O IAC – Instituto de Arte Contemporânea promove seminário que marca a chegada do acervo pessoal do arquiteto à instituição. Texto por divulgação. Imagens: Romulo Fialdini (capa) e Acervo Jorge Wilheim.

O seminário Jorge Wilheim: Tênue Esperança no Vasto Caos tem como objetivo dar visibilidade às teses sobre o futuro das cidades no século XXI – elaboradas por Wilheim durante a Conferência de Istanbul da ONU nos anos 1990 e aprofundadas em publicação no início dos anos 2000 – e apresentar o pensamento do arquiteto  como planejador urbano, tendo como base suas publicações — “O caminho de Istambul” em seu apêndice “Nosso fecundo fim-de-mundo” e “Tênue Esperança no Vasto Caos – Questões do Proto Renascimento do Sec. XXI”.

O debate será no dia 23 de abril, das 10h às 12h30, com transmissão pelo YouTube e contará com a participação de interlocutores que vivenciaram com Jorge Wilheim momentos importantes de sua trajetória, são eles: a Profa.
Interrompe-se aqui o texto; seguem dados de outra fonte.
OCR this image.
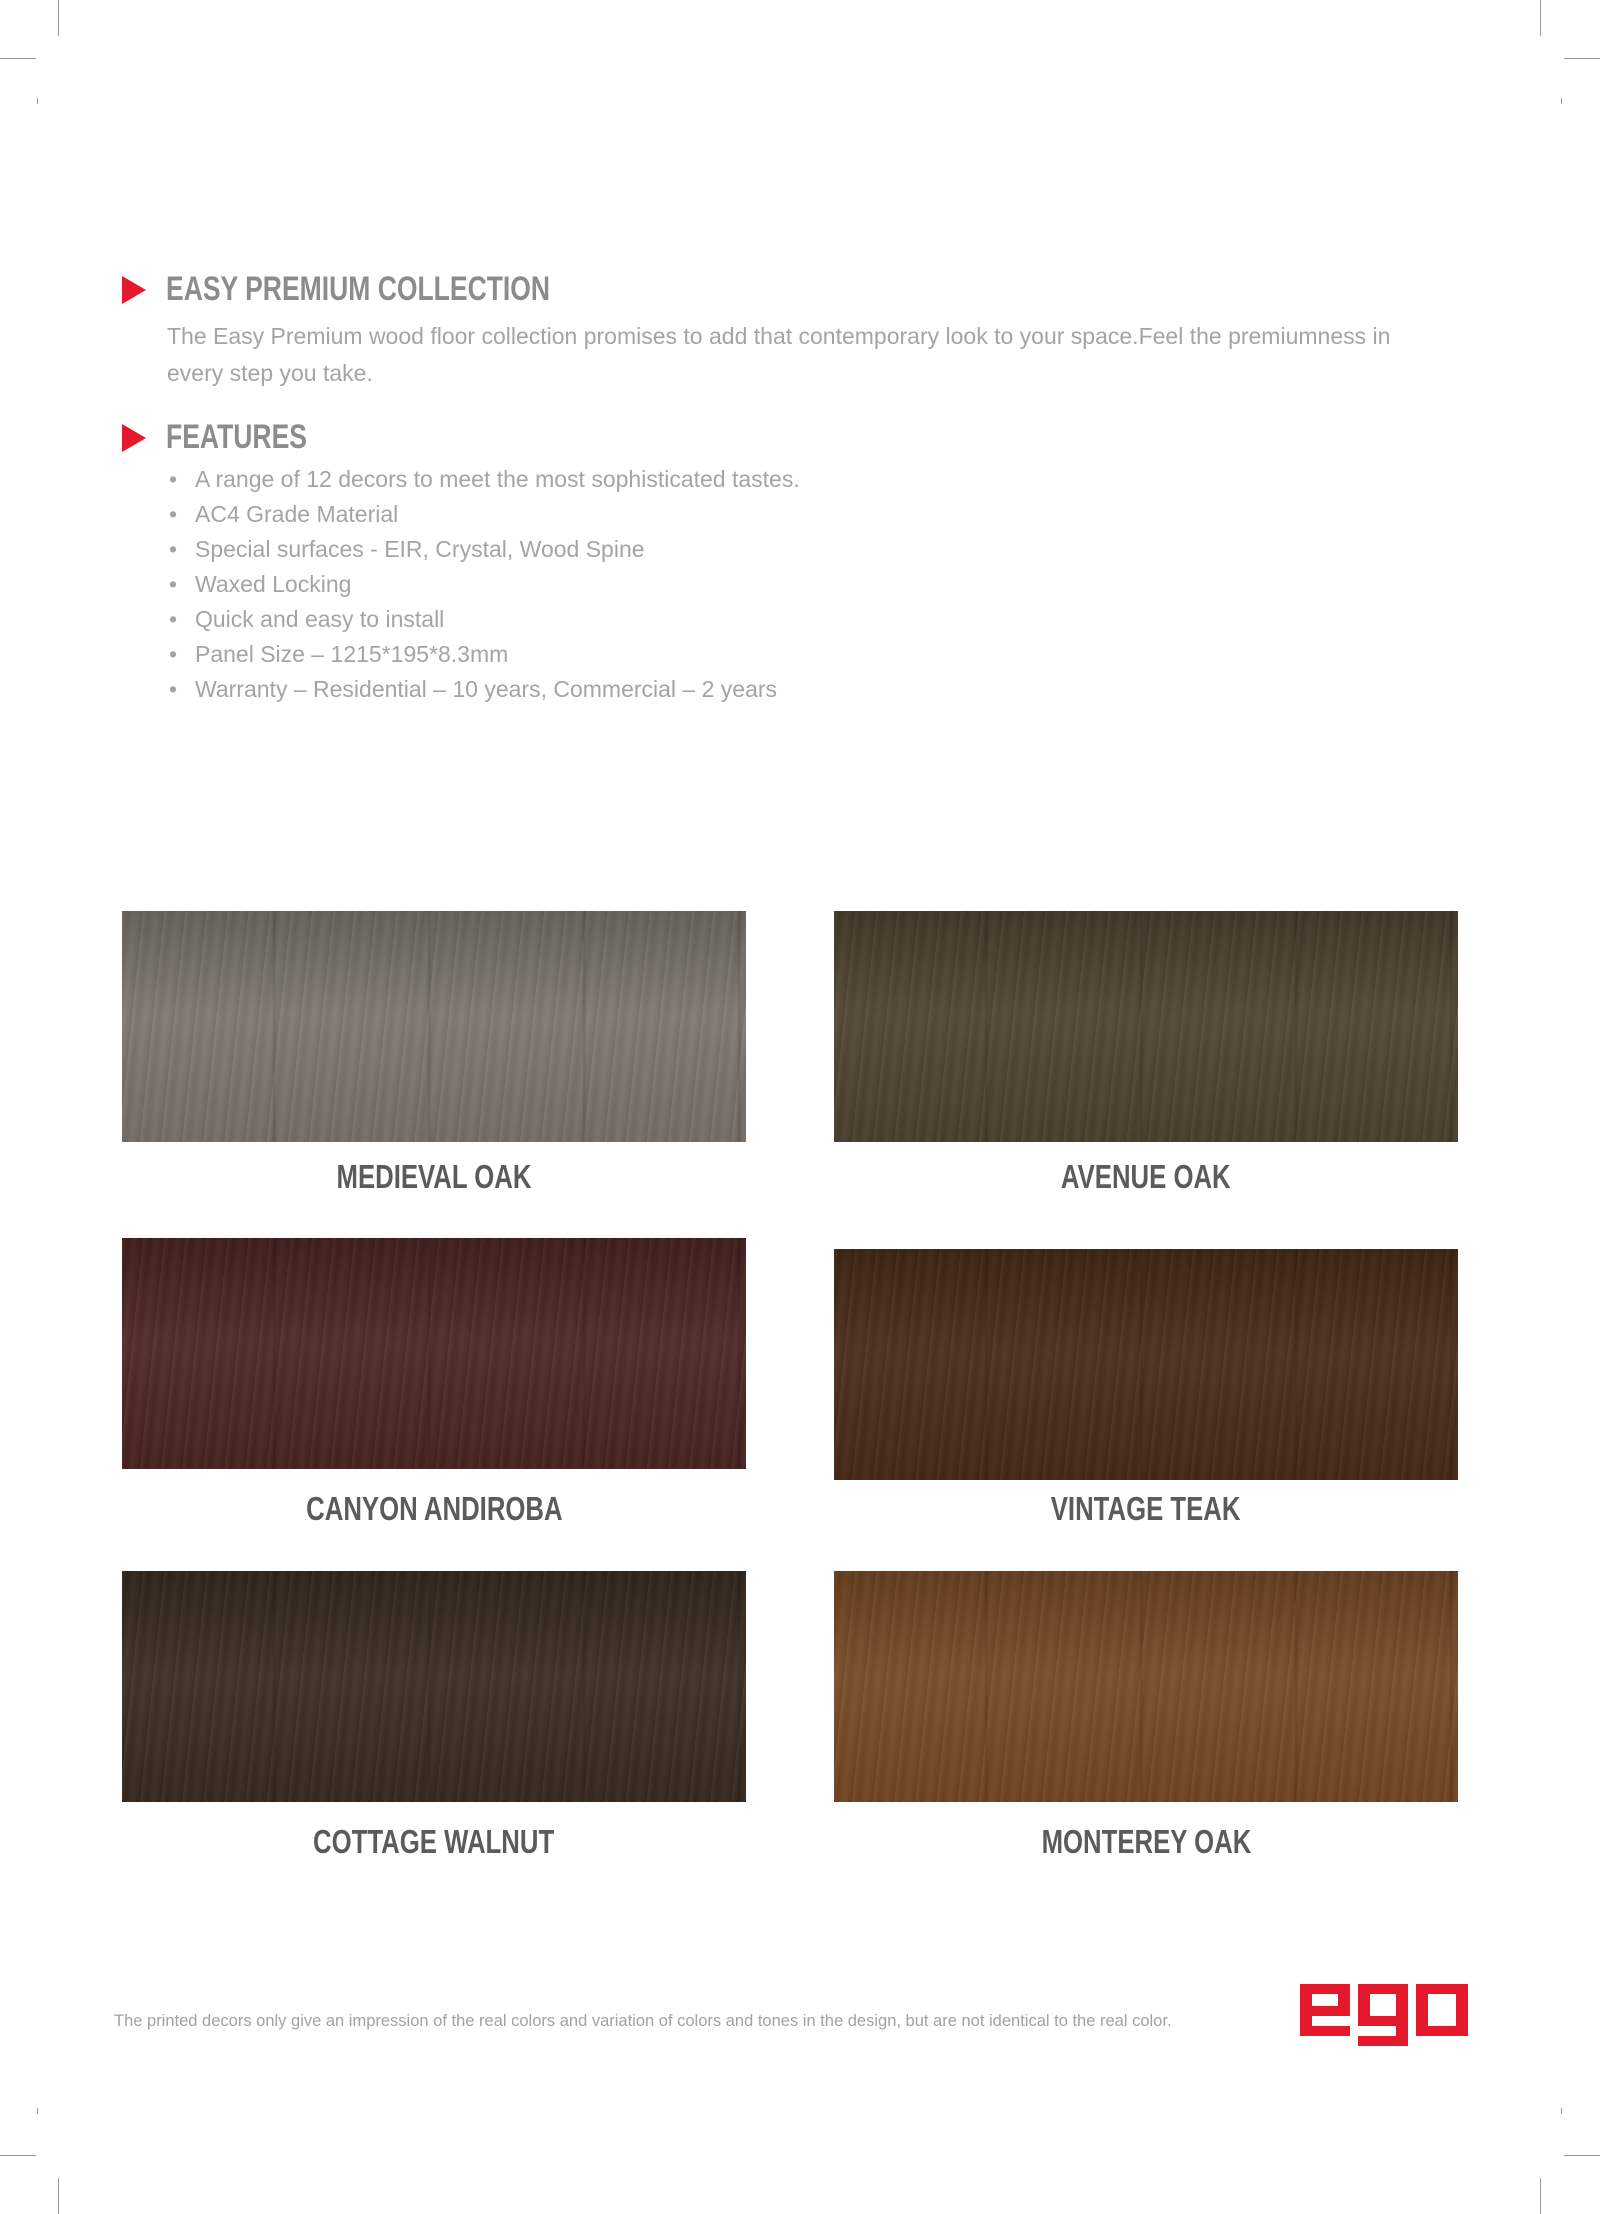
EASY PREMIUM COLLECTION
The Easy Premium wood floor collection promises to add that contemporary look to your space.Feel the premiumness in every step you take.
FEATURES
• A range of 12 decors to meet the most sophisticated tastes.
• AC4 Grade Material
• Special surfaces - EIR, Crystal, Wood Spine
• Waxed Locking
• Quick and easy to install
• Panel Size – 1215*195*8.3mm
• Warranty – Residential – 10 years, Commercial – 2 years
MEDIEVAL OAK	AVENUE OAK
CANYON ANDIROBA	VINTAGE TEAK
COTTAGE WALNUT	MONTEREY OAK
The printed decors only give an impression of the real colors and variation of colors and tones in the design, but are not identical to the real color.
Dra. Angélica Alvim, arquiteta e urbanista, diretora da FAU Mackenzie; o economista urbano e assessor do Instituto de Pesquisa e Planejamento Urbano de Curitiba (IPPUC), Alberto Paranhos; o arquiteto, urbanista, professor da FAU USP e gestor público, Prof. Dr. Nabil Bonduki; e a filósofa, escritora, Profa. Dra. Olgária Matos, professora de filosofia na USP e na UNIFESP. O seminário será conduzido pelo arquiteto, escritor e Prof. Dr. da FAU USP, Guilherme Wisnik, que assinou a curadoria da exposição “Conversas na Praça: o urbanismo de Jorge Wilheim”, realizada pelo SESC SP na unidade Consolação em 2019. A socióloga Ana Maria Wilheim, filha do arquiteto, fará uma conceitualização do seminário, enquanto a apresentação e boas-vindas aos participantes ficam à cargo de Marilucia Bottallo, diretora técnica do IAC e Raquel Arnaud, presidente da instituição.

O seminário foi concebido pela socióloga e responsável pelo projeto “Legado de Jorge Wilheim“, Ana Maria Wilheim, em parceria com o Instituto de Arte Contemporânea.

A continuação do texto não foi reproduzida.